If you're working on a multi-state area, first merge the layers in QGIS. Place all of the shapefiles in one directory and then merge them in QGIS (Vector > Data Management Tools > Merge Shapefiles to One). Save the file to a temporary directory, and add it to the map. If you're working in a very large state (e.g. California), first select the blocks you want, then export the selection to a vector file.

One more wrinkle is that you'll need to create a csvt file. QGIS assumes all fields in a CSV are strings unless stated otherwise, which is problematic. So simply create a CSVT file with this line: "String","Integer","Integer","Integer" (hat tip: Anita Graser).

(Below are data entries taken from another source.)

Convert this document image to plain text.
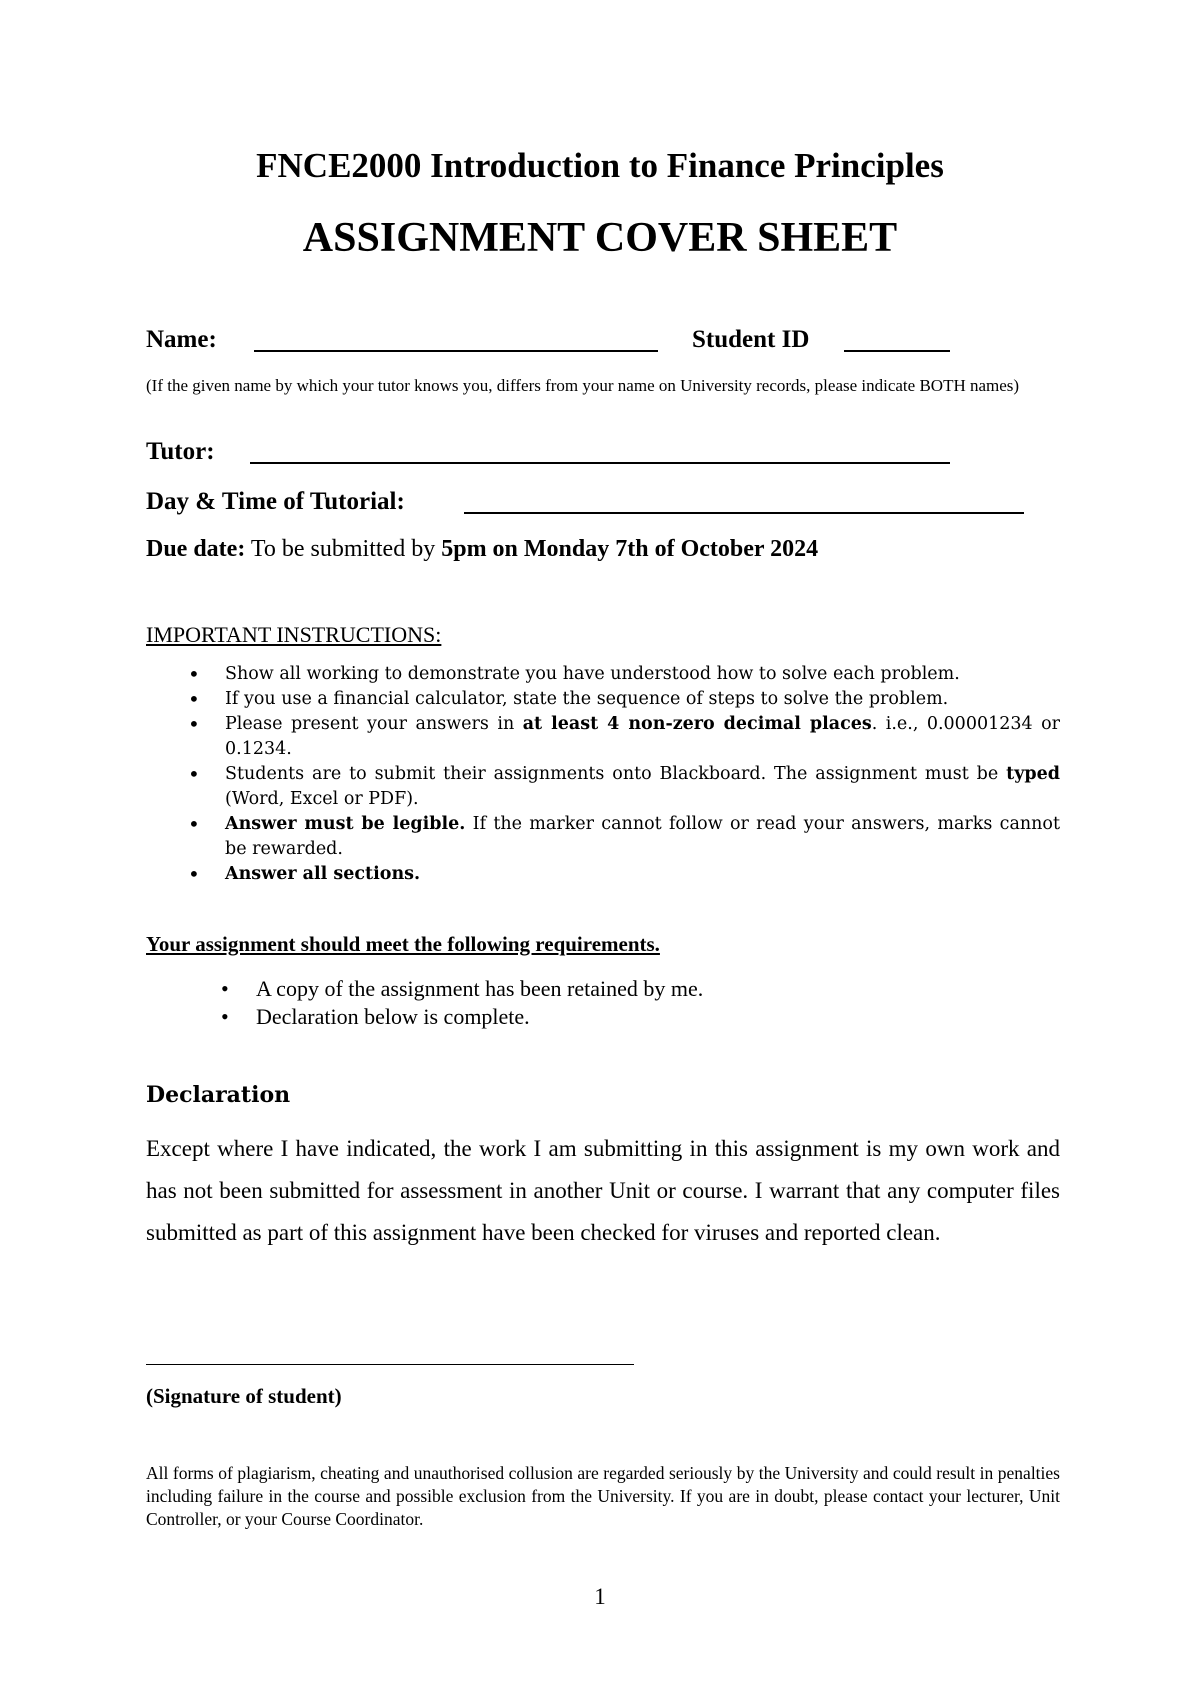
FNCE2000 Introduction to Finance Principles
ASSIGNMENT COVER SHEET
Name:	Student ID
(If the given name by which your tutor knows you, differs from your name on University records, please indicate BOTH names)
Tutor:
Day & Time of Tutorial:
Due date: To be submitted by 5pm on Monday 7th of October 2024
IMPORTANT INSTRUCTIONS:
• Show all working to demonstrate you have understood how to solve each problem.
• If you use a financial calculator, state the sequence of steps to solve the problem.
• Please present your answers in at least 4 non-zero decimal places. i.e., 0.00001234 or 0.1234.
• Students are to submit their assignments onto Blackboard. The assignment must be typed (Word, Excel or PDF).
• Answer must be legible. If the marker cannot follow or read your answers, marks cannot be rewarded.
• Answer all sections.
Your assignment should meet the following requirements.
• A copy of the assignment has been retained by me.
• Declaration below is complete.
Declaration
Except where I have indicated, the work I am submitting in this assignment is my own work and has not been submitted for assessment in another Unit or course. I warrant that any computer files submitted as part of this assignment have been checked for viruses and reported clean.
(Signature of student)
All forms of plagiarism, cheating and unauthorised collusion are regarded seriously by the University and could result in penalties including failure in the course and possible exclusion from the University. If you are in doubt, please contact your lecturer, Unit Controller, or your Course Coordinator.
1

Add the employment CSV to the map using Layer > Add Delimited Text Layer, specify that it has no geometry, give it a reasonable name like jobs, and join it to the blocks data using the properties window for the blocks layer. Set w_geocode as the join field, and BLOCKID10 as the target field. Export the file using the UTM coordinate system (Zone 18N for DC, EPSG:32618) to a temporary directory, and add it to the map. Turn off rendering. Open the attribute table of the blocks and select all records where the jobs variable IS NULL (using Select by Attributes). Use field calculator to set the field to zero. Save the shapefile. Finally, extract the centroids of each block using Vector > Geometry tools > Polygon centroids. There is no need to reproject to WGS 84; OTP will handle that.

Employment data

We get the total number of jobs from the Census Longitudinal Employer Household Dynamics (LEHD) Origin-Destination Employment Statistics, as was done in Rixey 2013. These are at the census block level as well. The script fetchLodes.sh will download all of the needed files and unzip them. Note that the LODES technical documentation is incorrect; the files are actually at http://lehd.ces.census.gov/data/lodes/LODES7/{state}/wac/filename.csv.gz. The script handles all of the URLs for you.

If you're using multiple CSV files, confirm that the column orders are the same, then merge them like so. First create a copy of one of the files. Then run tail -n +2 file.csv >> mergedFile.csv to merge the rest.